Insulating Your Crawl Space
There are two general classes of crawl spaces: ventilated and unventilated.
The first step in either a ventilated or unventilated crawl space is eliminating sources of water and installing an effective vapor barrier.
First, let’s address the ventilated crawl space. This type of crawl space is used when you want to isolate the living space from the crawl space. For example, when your crawl space is very deep or when there is no ductwork, or if there is unmanageable moisture in your crawl space.
In a vented crawl space you want to use an effective insulation directly to the floor of the house, such as spray foam. In a ventilated crawl space, you also need to wrap any heat water lines to prevent them from freezing in the winter.
Second, let’s address the majority of crawl spaces, which should be unventilated. This means that we use an effective insulation such as spray foam on the foundation walls, band board areas, and a continuous vapor barrier on the floor. Finally, we block off all the vents. This allows the living space and crawl space to maintain similar temperatures and humidity levels.
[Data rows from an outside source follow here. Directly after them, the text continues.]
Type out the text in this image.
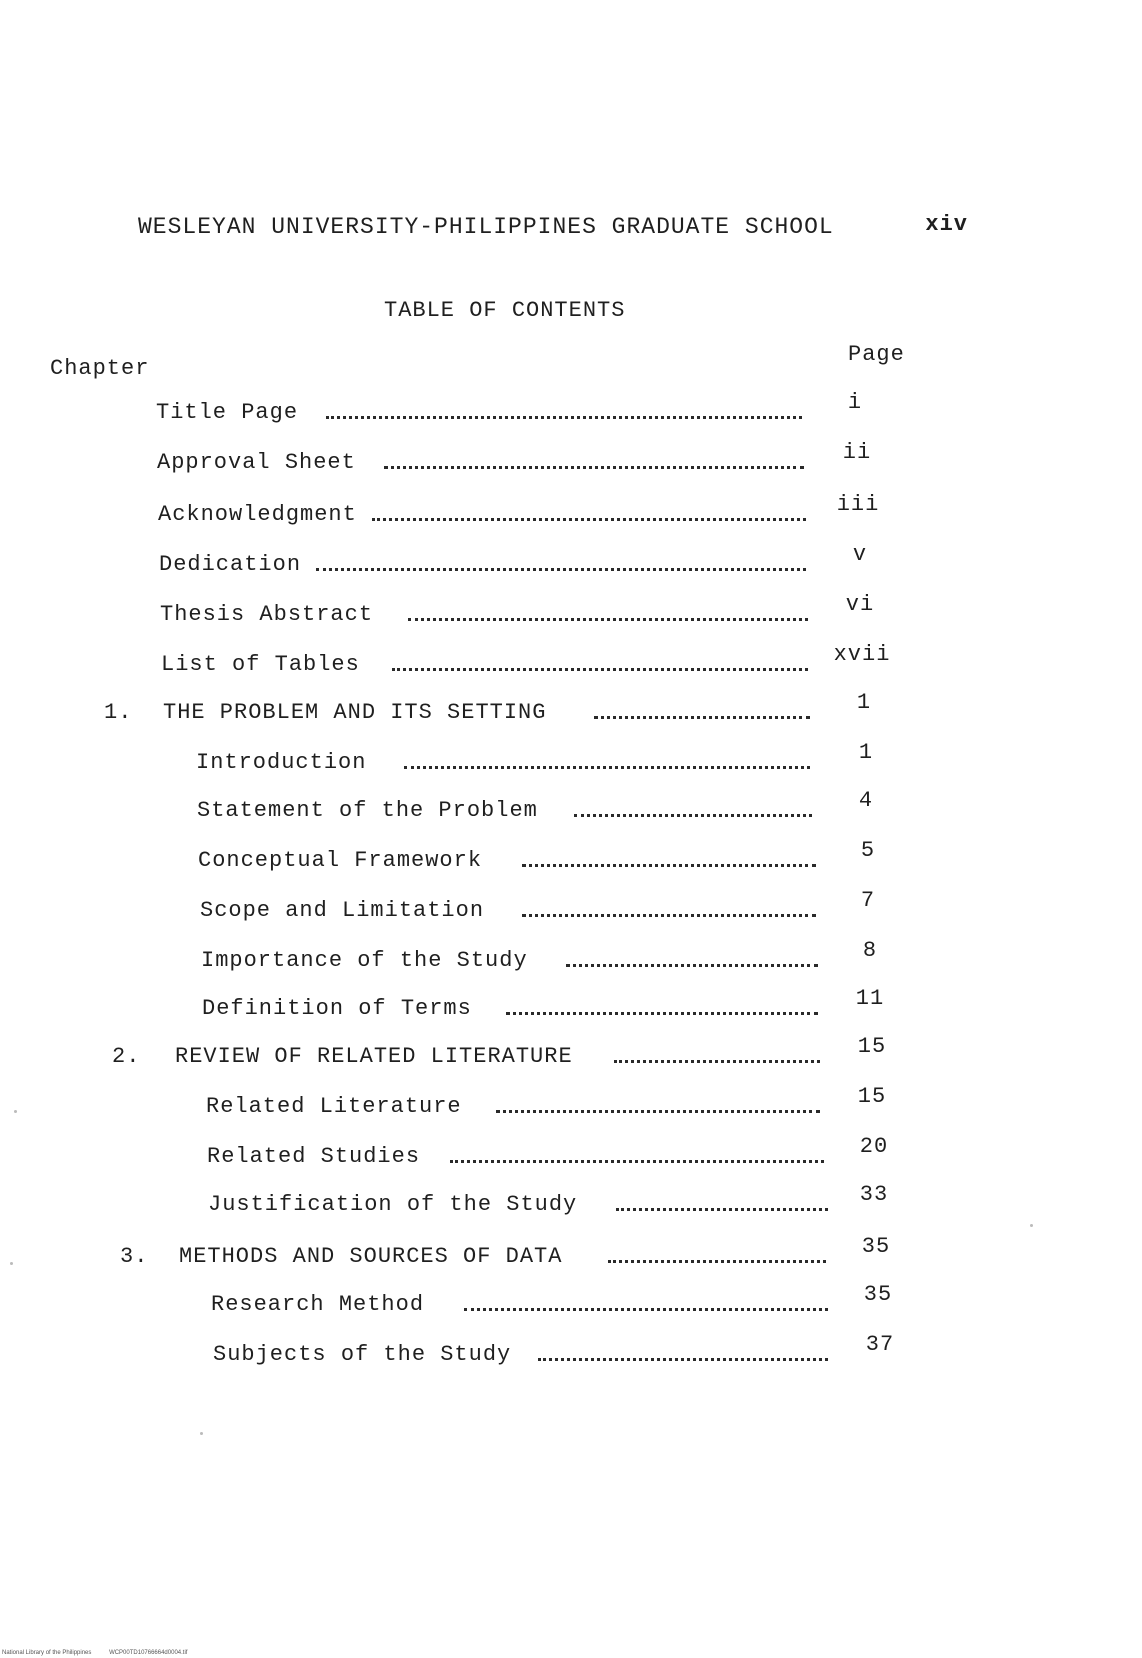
WESLEYAN UNIVERSITY-PHILIPPINES GRADUATE SCHOOL	xiv
TABLE OF CONTENTS
Chapter
Page
Title Page	i
Approval Sheet	ii
Acknowledgment	iii
Dedication	v
Thesis Abstract	vi
List of Tables	xvii
1. THE PROBLEM AND ITS SETTING	1
Introduction	1
Statement of the Problem	4
Conceptual Framework	5
Scope and Limitation	7
Importance of the Study	8
Definition of Terms	11
2. REVIEW OF RELATED LITERATURE	15
Related Literature	15
Related Studies	20
Justification of the Study	33
3. METHODS AND SOURCES OF DATA	35
Research Method	35
Subjects of the Study	37
National Library of the Philippines	WCP00TD10766664d0004.tif
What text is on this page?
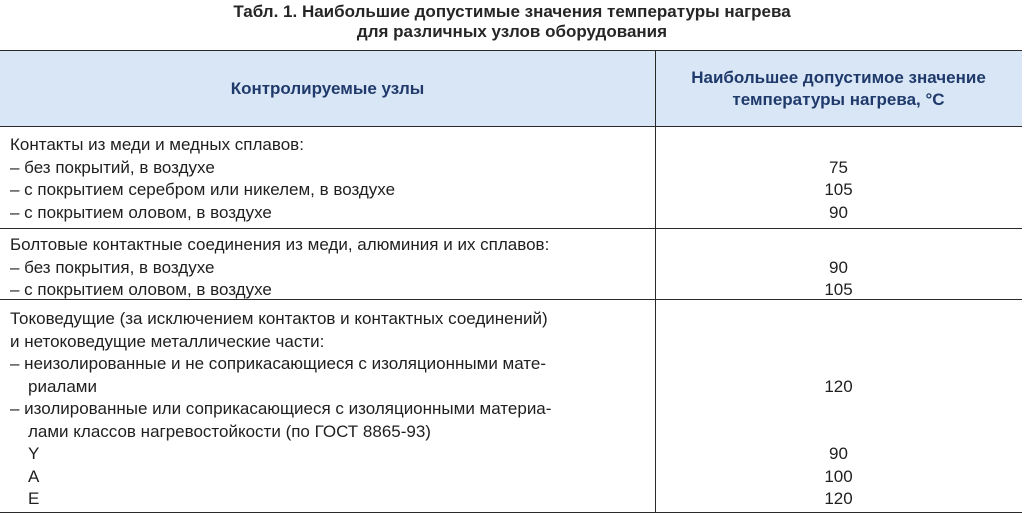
Табл. 1. Наибольшие допустимые значения температуры нагрева
для различных узлов оборудования
Контролируемые узлы
Наибольшее допустимое значение
температуры нагрева, °С
Контакты из меди и медных сплавов:
– без покрытий, в воздухе
– с покрытием серебром или никелем, в воздухе
– с покрытием оловом, в воздухе
75
105
90
Болтовые контактные соединения из меди, алюминия и их сплавов:
– без покрытия, в воздухе
– с покрытием оловом, в воздухе
90
105
Токоведущие (за исключением контактов и контактных соединений)
и нетоковедущие металлические части:
– неизолированные и не соприкасающиеся с изоляционными мате-
риалами
– изолированные или соприкасающиеся с изоляционными материа-
лами классов нагревостойкости (по ГОСТ 8865-93)
Y
A
E
120
90
100
120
With the ductwork being in the crawl space, now you do not lose the heat that is put off in the heating season and your ductwork will not condensate in the cooling season. This will warm up the floors of the house in the winter and lower your utility bills.
With unventilated crawl spaces, your floors could be 10-20 degrees warmer. Harwood floors, wood trim and cabinetry are more stable in a controlled humidity environment. Since 50% of the air you breathe in the heating season comes from the crawl space or basement areas, it is much healthier to have less humidity (which means no mold) and a mild free zone in the crawl space.
Fiberglass is not an effective insulation here. If air can move through an insulation, fiberglass insulation will not maintain its R-Value at all temperatures. This is a building science law, just like the law of gravity.